The case for using data analytics is clear. Overall, businesses that use data analytics report achieving 8% increases in profit, 10% reductions in operating costs, and average annual growth rates of 30%. Companies that succeed in their use of data analytics report margin improvements of 500 basis points or more in 12 months, but only one in six companies succeed with deployment.
Across industries, profit margins are highest for companies that have adopted artificial intelligence and use it strategically (Exhibit 1). The advantage is especially striking in financial services, where strategic users of AI average profit margins that exceed 10% (versus negative profit margins for other companies), and in health care, with profit margins above 15% for strategic users (versus losses for non-adopters of AI).
Company leaders, however, see vast room to improve their ability to create value from data analytics. In a 2022 LNS Research survey on “analytics that matter,” more than half of the industrial companies surveyed (58%) said they were piloting or had implemented an analytics program. But among the companies who said so, only 17% said they were “seeing dramatic business impacts” from their analytics program. Based on our experience with industrial companies, we see several reasons why companies in this sector are struggling to make use of analytics and where changes would make a measurable difference in performance.
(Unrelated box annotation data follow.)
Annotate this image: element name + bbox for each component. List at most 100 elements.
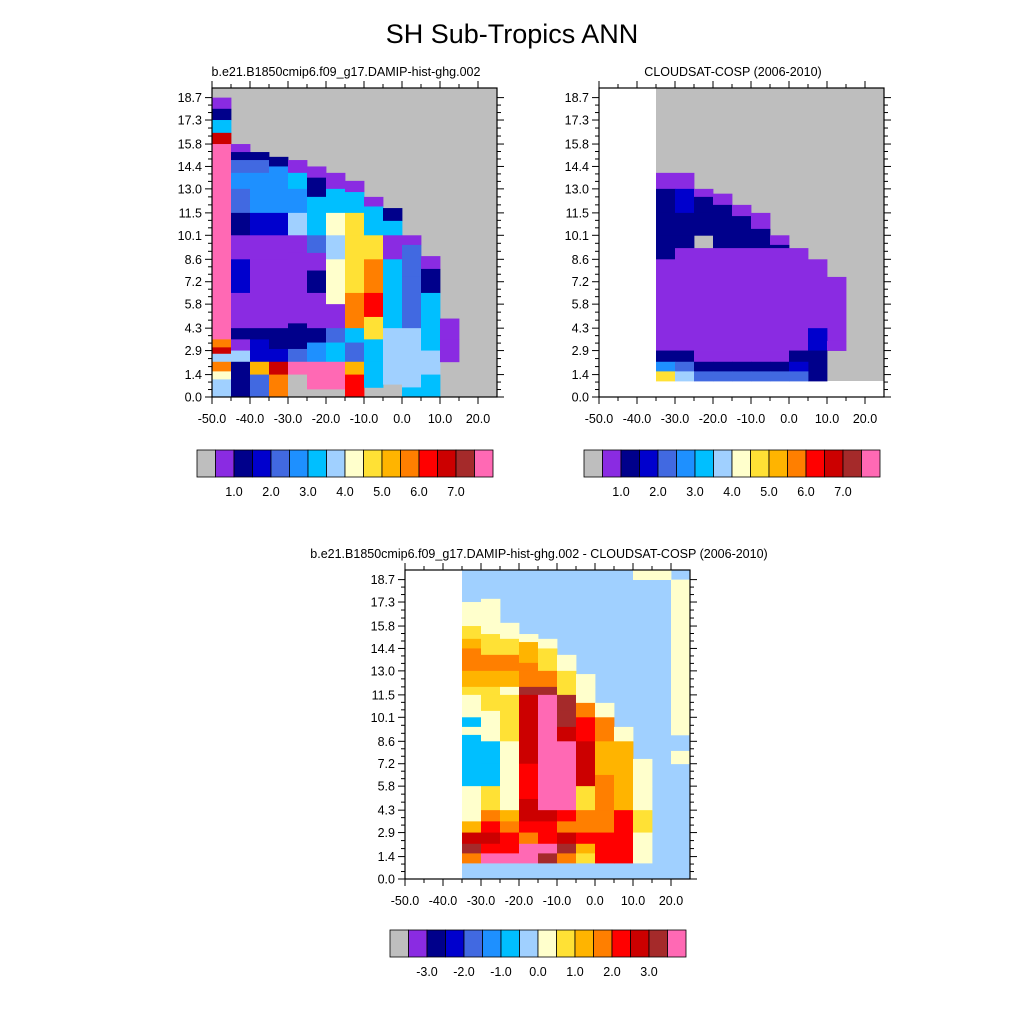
heatmap-cell [345, 292, 365, 329]
heatmap-cell [557, 810, 577, 822]
heatmap-cell [462, 614, 482, 627]
heatmap-cell [481, 614, 501, 635]
heatmap-cell [519, 832, 539, 845]
heatmap-cell [345, 361, 365, 375]
heatmap-cell [481, 853, 501, 864]
colorbar-swatch [474, 449, 494, 478]
colorbar-label: 3.0 [299, 485, 316, 499]
heatmap-cell [732, 371, 752, 382]
y-tick-label: 0.0 [572, 391, 589, 405]
heatmap-cells [212, 88, 497, 398]
heatmap-cell [671, 602, 691, 627]
heatmap-cell [231, 292, 251, 329]
heatmap-cell [519, 642, 539, 664]
heatmap-cell [462, 694, 482, 718]
heatmap-cell [500, 786, 520, 811]
y-tick-label: 5.8 [378, 780, 395, 794]
heatmap-cell [231, 235, 251, 260]
heatmap-cell [307, 328, 327, 343]
heatmap-cell [481, 763, 501, 787]
y-axis: 0.0 1.4 2.9 4.3 5.8 7.2 8.6 10.1 11.5 13.0 14.4 15.… [565, 91, 891, 405]
colorbar-swatch [630, 929, 650, 958]
heatmap-cell [307, 166, 327, 179]
heatmap-cell [212, 144, 232, 340]
heatmap-cell [770, 235, 790, 246]
colorbar-swatch [233, 449, 253, 478]
heatmap-cell [212, 108, 232, 121]
y-tick-label: 8.6 [572, 253, 589, 267]
heatmap-cell [345, 342, 365, 363]
colorbar-swatch [455, 449, 475, 478]
x-tick-label: 10.0 [621, 894, 645, 908]
y-tick-label: 8.6 [378, 735, 395, 749]
heatmap-cell [383, 328, 403, 363]
x-axis: -50.0 -40.0 -30.0 -20.0 -10.0 0.0 10.0 20.0 [198, 81, 490, 426]
colorbar-label: 2.0 [262, 485, 279, 499]
colorbar-swatch [639, 449, 659, 478]
heatmap-cell [751, 361, 771, 372]
y-tick-label: 13.0 [565, 182, 589, 196]
blank-region [405, 570, 462, 879]
colorbar-swatch [215, 449, 235, 478]
colorbar-label: 1.0 [612, 485, 629, 499]
heatmap-cell [595, 741, 615, 776]
heatmap-cell [751, 371, 771, 382]
heatmap-cell [694, 361, 714, 372]
heatmap-cell [269, 348, 289, 363]
heatmap-cell [364, 196, 384, 207]
x-tick-label: 20.0 [853, 412, 877, 426]
y-tick-label: 2.9 [572, 344, 589, 358]
heatmap-cell [364, 259, 384, 294]
colorbar-label: 5.0 [373, 485, 390, 499]
heatmap-cell [827, 340, 847, 351]
heatmap-cell [288, 172, 308, 190]
heatmap-cell [462, 806, 482, 822]
colorbar-swatch [400, 449, 420, 478]
heatmap-cell [557, 710, 577, 728]
colorbar-swatch [593, 929, 613, 958]
heatmap-cell [557, 821, 577, 833]
heatmap-cell [345, 374, 365, 398]
heatmap-cell [481, 634, 501, 656]
heatmap-cell [671, 750, 691, 765]
heatmap-cell [500, 686, 520, 696]
heatmap-cell [633, 758, 653, 787]
colorbar-swatch [426, 929, 446, 958]
heatmap-cell [481, 832, 501, 845]
heatmap-cell [231, 361, 251, 398]
heatmap-cell [614, 741, 634, 776]
heatmap-cell [440, 318, 460, 340]
colorbar-label: -1.0 [490, 965, 512, 979]
y-tick-label: 5.8 [572, 298, 589, 312]
heatmap-cell [269, 361, 289, 375]
y-tick-label: 7.2 [572, 275, 589, 289]
heatmap-cell [538, 810, 558, 822]
heatmap-cell [732, 204, 752, 217]
plot-frame [598, 87, 885, 398]
heatmap-cell [288, 212, 308, 236]
heatmap-cell [671, 626, 691, 672]
heatmap-cell [288, 374, 308, 398]
heatmap-cell [345, 235, 365, 294]
colorbar-swatch [307, 449, 327, 478]
heatmap-cell [595, 774, 615, 811]
heatmap-cell [421, 350, 441, 375]
colorbar-swatch [694, 449, 714, 478]
heatmap-cell [462, 832, 482, 845]
heatmap-cell [656, 371, 676, 382]
y-tick-label: 17.3 [371, 596, 395, 610]
heatmap-cell [288, 361, 308, 375]
heatmap-cell [713, 204, 733, 249]
y-tick-label: 4.3 [185, 322, 202, 336]
y-tick-label: 13.0 [371, 664, 395, 678]
heatmap-cell [231, 144, 251, 153]
heatmap-cell [500, 821, 520, 833]
heatmap-cell [462, 786, 482, 808]
heatmap-cell [656, 350, 676, 363]
heatmap-cell [500, 763, 520, 787]
heatmap-cell [462, 638, 482, 649]
heatmap-cell [288, 188, 308, 214]
x-tick-label: -20.0 [699, 412, 728, 426]
heatmap-cell [421, 292, 441, 351]
colorbar-swatch [437, 449, 457, 478]
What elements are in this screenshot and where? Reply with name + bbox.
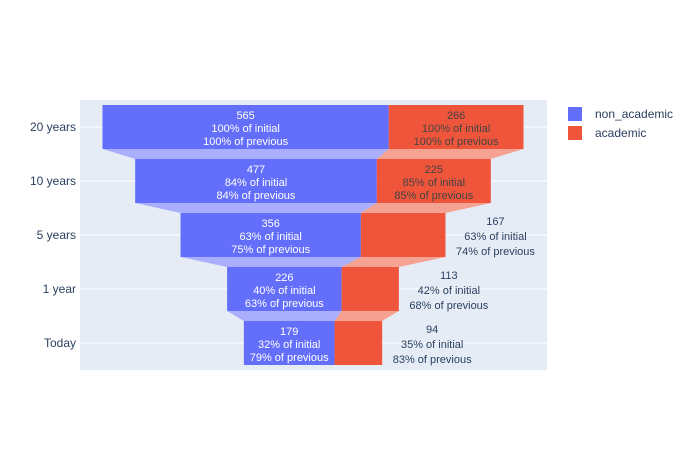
connector-non-academic xyxy=(135,203,377,213)
y-axis-tick-label: 1 year xyxy=(43,282,76,296)
data-label-academic: 225 xyxy=(425,164,443,176)
funnel-connectors xyxy=(102,149,524,321)
y-axis-tick-label: 5 years xyxy=(37,228,76,242)
data-label-non-academic: 356 xyxy=(262,218,280,230)
data-label-non-academic: 565 xyxy=(236,110,254,122)
data-label-non-academic: 84% of initial xyxy=(225,177,287,189)
data-label-academic: 85% of previous xyxy=(394,190,473,202)
funnel-bars xyxy=(102,105,524,365)
data-label-non-academic: 32% of initial xyxy=(258,339,320,351)
data-label-non-academic: 100% of initial xyxy=(211,123,280,135)
bar-academic[interactable] xyxy=(360,213,446,257)
data-label-academic: 83% of previous xyxy=(393,354,472,366)
data-label-non-academic: 79% of previous xyxy=(250,352,329,364)
connector-academic xyxy=(360,203,491,213)
legend: non_academic academic xyxy=(568,107,673,140)
y-axis-tick-label: 10 years xyxy=(30,174,76,188)
y-axis-tick-label: 20 years xyxy=(30,120,76,134)
data-label-non-academic: 84% of previous xyxy=(217,190,296,202)
data-label-non-academic: 63% of previous xyxy=(245,298,324,310)
bar-academic[interactable] xyxy=(376,159,491,203)
data-label-non-academic: 40% of initial xyxy=(253,285,315,297)
legend-swatch[interactable] xyxy=(568,107,582,121)
data-label-academic: 35% of initial xyxy=(401,339,463,351)
bar-academic[interactable] xyxy=(388,105,524,149)
bar-academic[interactable] xyxy=(341,267,399,311)
data-label-academic: 167 xyxy=(486,216,504,228)
data-label-academic: 74% of previous xyxy=(456,246,535,258)
connector-academic xyxy=(376,149,524,159)
data-label-non-academic: 179 xyxy=(280,326,298,338)
bar-non-academic[interactable] xyxy=(102,105,389,149)
data-label-non-academic: 477 xyxy=(247,164,265,176)
legend-swatch[interactable] xyxy=(568,126,582,140)
data-label-academic: 100% of initial xyxy=(422,123,491,135)
connector-academic xyxy=(334,311,399,321)
data-label-academic: 94 xyxy=(426,324,438,336)
bar-academic[interactable] xyxy=(334,321,383,365)
data-label-academic: 113 xyxy=(440,270,458,282)
data-label-non-academic: 63% of initial xyxy=(240,231,302,243)
legend-label[interactable]: academic xyxy=(595,126,646,140)
data-label-academic: 85% of initial xyxy=(403,177,465,189)
bar-non-academic[interactable] xyxy=(243,321,335,365)
connector-non-academic xyxy=(102,149,389,159)
legend-label[interactable]: non_academic xyxy=(595,107,673,121)
y-axis-tick-label: Today xyxy=(44,336,76,350)
data-label-academic: 42% of initial xyxy=(418,285,480,297)
y-axis-labels: 20 years 10 years 5 years 1 year Today xyxy=(30,120,76,350)
data-label-academic: 266 xyxy=(447,110,465,122)
connector-academic xyxy=(341,257,446,267)
bar-non-academic[interactable] xyxy=(227,267,342,311)
connector-non-academic xyxy=(180,257,361,267)
data-label-non-academic: 100% of previous xyxy=(203,136,288,148)
connector-non-academic xyxy=(227,311,342,321)
bar-non-academic[interactable] xyxy=(135,159,377,203)
data-label-non-academic: 75% of previous xyxy=(231,244,310,256)
bar-non-academic[interactable] xyxy=(180,213,361,257)
data-label-academic: 63% of initial xyxy=(464,231,526,243)
data-label-academic: 100% of previous xyxy=(414,136,499,148)
data-label-non-academic: 226 xyxy=(275,272,293,284)
data-label-academic: 68% of previous xyxy=(409,300,488,312)
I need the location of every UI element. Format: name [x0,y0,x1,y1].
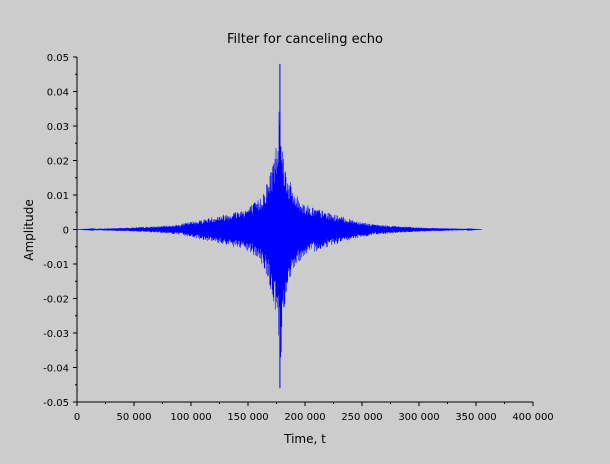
y-tick-label: 0.01 [47,191,69,202]
series-line [77,111,482,358]
y-tick-label: 0.04 [47,88,69,99]
y-tick-label: -0.02 [43,295,69,306]
y-tick-label: 0.03 [47,122,69,133]
x-axis-label: Time, t [283,432,326,446]
y-tick-label: -0.03 [43,329,69,340]
y-tick-label: -0.04 [43,364,69,375]
x-tick-label: 250 000 [341,412,382,423]
y-tick-label: -0.05 [43,398,69,409]
chart-title: Filter for canceling echo [227,32,383,47]
y-tick-label: 0 [63,226,69,237]
y-tick-label: 0.05 [47,53,69,64]
x-tick-label: 50 000 [117,412,152,423]
x-tick-label: 100 000 [170,412,211,423]
x-tick-label: 0 [74,412,80,423]
x-tick-label: 300 000 [398,412,439,423]
plot-area: -0.05 -0.04 -0.03 -0.02 -0.01 0 0.01 0.02 0.03 0.… [43,53,554,423]
x-tick-label: 400 000 [512,412,553,423]
y-axis-label: Amplitude [22,199,36,261]
y-tick-label: -0.01 [43,260,69,271]
x-tick-label: 350 000 [455,412,496,423]
x-tick-label: 200 000 [284,412,325,423]
y-tick-label: 0.02 [47,157,69,168]
x-tick-label: 150 000 [227,412,268,423]
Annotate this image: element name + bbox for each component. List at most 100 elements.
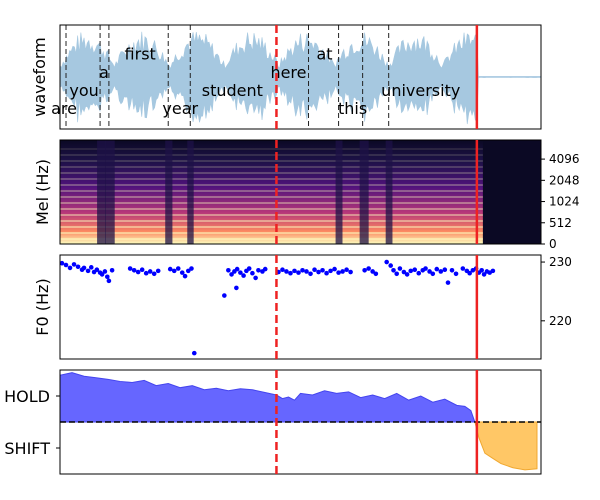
mel-pause-column	[187, 140, 194, 244]
f0-ylabel: F0 (Hz)	[33, 278, 52, 335]
f0-point	[316, 269, 321, 275]
f0-point	[336, 270, 341, 275]
turn-frame	[59, 369, 542, 475]
word-label: at	[317, 45, 333, 64]
f0-point	[328, 268, 333, 274]
f0-point	[182, 273, 188, 279]
mel-pause-column	[97, 140, 106, 244]
f0-point	[175, 266, 181, 271]
f0-point	[460, 266, 466, 271]
mel-harmonic-band	[60, 160, 483, 162]
f0-point	[234, 266, 240, 272]
f0-point	[296, 270, 301, 275]
mel-panel: 0 512 1024 2048 4096 Mel (Hz)	[33, 139, 580, 251]
waveform-ylabel: waveform	[30, 37, 49, 117]
f0-ytick-label: 230	[549, 255, 572, 269]
word-label: are	[51, 99, 77, 118]
f0-point	[397, 266, 403, 271]
f0-point	[312, 267, 317, 272]
f0-point	[155, 268, 161, 274]
f0-frame	[59, 254, 542, 360]
f0-point	[71, 262, 77, 267]
f0-point	[438, 269, 444, 274]
f0-point	[256, 267, 261, 273]
mel-pause-column	[335, 140, 343, 244]
f0-point	[238, 270, 243, 275]
turn-ytick-label: SHIFT	[4, 439, 50, 458]
f0-point	[408, 268, 414, 274]
mel-harmonic-band	[60, 184, 483, 186]
f0-point	[284, 269, 289, 274]
f0-point	[370, 269, 375, 274]
f0-point	[171, 268, 177, 274]
f0-point	[246, 266, 252, 271]
f0-point	[362, 267, 367, 273]
f0-point	[445, 280, 451, 285]
f0-point	[147, 269, 153, 274]
f0-point	[453, 271, 459, 277]
hold-area	[60, 372, 476, 423]
turn-ytick-label: HOLD	[4, 387, 50, 406]
f0-point	[191, 350, 197, 356]
f0-point	[324, 270, 329, 276]
marker-lines	[275, 25, 479, 474]
mel-harmonic-band	[60, 226, 483, 228]
f0-point	[189, 266, 194, 271]
f0-point	[253, 275, 258, 281]
f0-point	[430, 271, 436, 277]
f0-point	[332, 266, 337, 272]
f0-point	[85, 268, 91, 274]
f0-point	[416, 270, 422, 276]
f0-point	[467, 270, 472, 276]
mel-pause-column	[359, 140, 369, 244]
f0-point	[434, 266, 440, 272]
word-label: here	[270, 63, 306, 82]
f0-point	[490, 268, 496, 274]
f0-point	[300, 267, 305, 273]
mel-harmonic-band	[60, 232, 483, 234]
mel-harmonic-band	[60, 214, 483, 216]
f0-point	[67, 265, 73, 271]
mel-harmonic-band	[60, 208, 483, 210]
mel-energy	[60, 140, 483, 244]
word-label: you	[69, 81, 98, 100]
mel-harmonic-band	[60, 166, 483, 168]
word-label: student	[202, 81, 263, 100]
f0-panel: 220 230 F0 (Hz)	[33, 254, 572, 360]
mel-frame	[59, 139, 542, 245]
f0-point	[304, 269, 309, 274]
f0-point	[404, 272, 410, 277]
f0-point	[344, 267, 349, 272]
f0-point	[88, 265, 94, 270]
mel-harmonic-band	[60, 172, 483, 174]
f0-point	[288, 270, 293, 276]
f0-point	[179, 270, 185, 275]
f0-point	[479, 267, 484, 273]
f0-point	[373, 271, 379, 277]
shift-area	[474, 421, 538, 471]
mel-ylabel: Mel (Hz)	[33, 159, 52, 225]
f0-point	[320, 267, 325, 273]
f0-point	[226, 267, 231, 273]
mel-harmonic-band	[60, 148, 483, 150]
f0-point	[102, 269, 108, 274]
f0-point	[449, 267, 455, 273]
f0-point	[412, 267, 418, 272]
f0-point	[250, 270, 255, 276]
f0-point	[366, 266, 371, 271]
f0-point	[143, 270, 149, 276]
f0-point	[135, 269, 141, 275]
f0-point	[401, 269, 407, 275]
mel-ytick-label: 1024	[549, 195, 580, 209]
f0-point	[229, 272, 234, 277]
f0-point	[394, 271, 400, 277]
f0-point	[280, 267, 285, 272]
word-label: university	[381, 81, 460, 100]
f0-point	[481, 272, 487, 277]
f0-point	[106, 278, 112, 284]
mel-harmonic-band	[60, 190, 483, 192]
f0-point	[340, 269, 345, 274]
f0-point	[131, 267, 137, 273]
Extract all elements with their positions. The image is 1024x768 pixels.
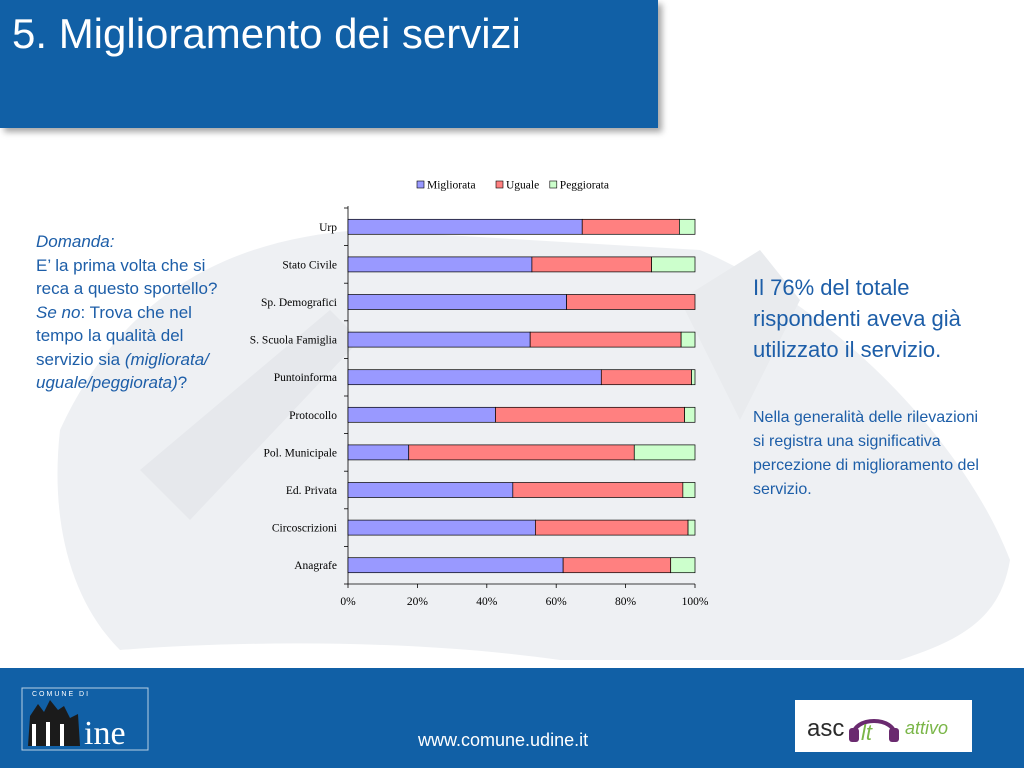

Companies, especially industrials, tend to run into problems with analytics in four key areas: data aggregation, data cleanup, data linkage, and data impact (Exhibit 2). The reasons include underestimating their needs in some areas and overestimating their current needs or capabilities required in others.
When companies embark on a digital/analytics/data transformation effort, they seldom view the problem in terms of challenges identified in data aggregation, cleanup, impact, and linkage elements. More often, they assume that this journey involves making massive system upgrades, hiring highly skilled data scientists, and coming up with fancy new use cases (typically disjointed from day-to-day performance). Such a response falls short of addressing these areas appropriately.
Companies driving value from data analytics leverage a playbook to address each of these areas. Improvements to data aggregation do not require an overhaul of the IT function. Changes to ERP systems are likely to be modest. Rather than a full system overhaul, companies can establish an application-based architecture on top of their legacy systems (Exhibit 3). The legacy system would include customer transaction, head count, and spending data for each facility, as well as data for financial systems. A data lake would aggregate data for measuring revenue, materials inventory, head count, and non-labor spending. This would be used to inform processes in the application layer, which is designed to deliver actionable data for diagnostics, continuous operations, and real-time decision tools.
The key to improving data cleanup is to start with the realization that the company need not be “held hostage” by bad data. Cleaning up the customer master has no magic fixes; it requires rigorous work. However, it can be done. The effort is more likely to have impact if the company prioritizes high-value areas—for example, cleaning up the master list of customers to analyze discounting and margins by channels at the customer level. In addition, it should also address data architecture (i.e., data collection, storage, transformation, and consumption) for the near and long term.
With regard to data linkage, companies need to track not just the changes in financial measures that result from improvement initiatives but also the absolute impact on the P&L, net of any leakages that might be occurring. Most companies assume that expected gains from their improvement initiatives will just show up on their P&L. A better approach is a holistic view of P&L line items, in which the company tracks all possible metrics and creates transparency on leakages that might be occurring elsewhere.
To improve data impact, decision makers need to clarify what “good” looks like—that is, reach an agreement about how data and analysis will apply to categories of decisions (e.g., what price to quote for a certain SKU to a customer, what discounts to offer, when to pay a certain supplier etc.), and what improvements in decisions they can pursue. Then the company needs to invest time and effort in developing real-time decision-making tools like a pricing tool. Instead of looking to hire data scientists to develop such tools, companies should look to reinforce capacity by adopting a build, operate, transfer (BOT) model with third-party partners.
Data analytics can deliver significant value, but this is not guaranteed. Companies that succeed report margin improvements of 500 basis points or more in 12 months, but only one in six companies succeed with deployment. To get the use of data analytics right, industrial companies need to know the high-value areas where data analytics can add real value to the business; often, these include customer experience, sales, pricing, and labor. To enjoy the benefits as soon as possible, companies can work now on the foundation: start fixing data infrastructure in the near term and establish data governance for the medium term. Finally, companies should close the loop to impact by measuring transparency against the plan’s definition of what good looks like, tracking the net impact of improvement initiatives on the P&L and ensuring that the company takes actions as needed to close the gap.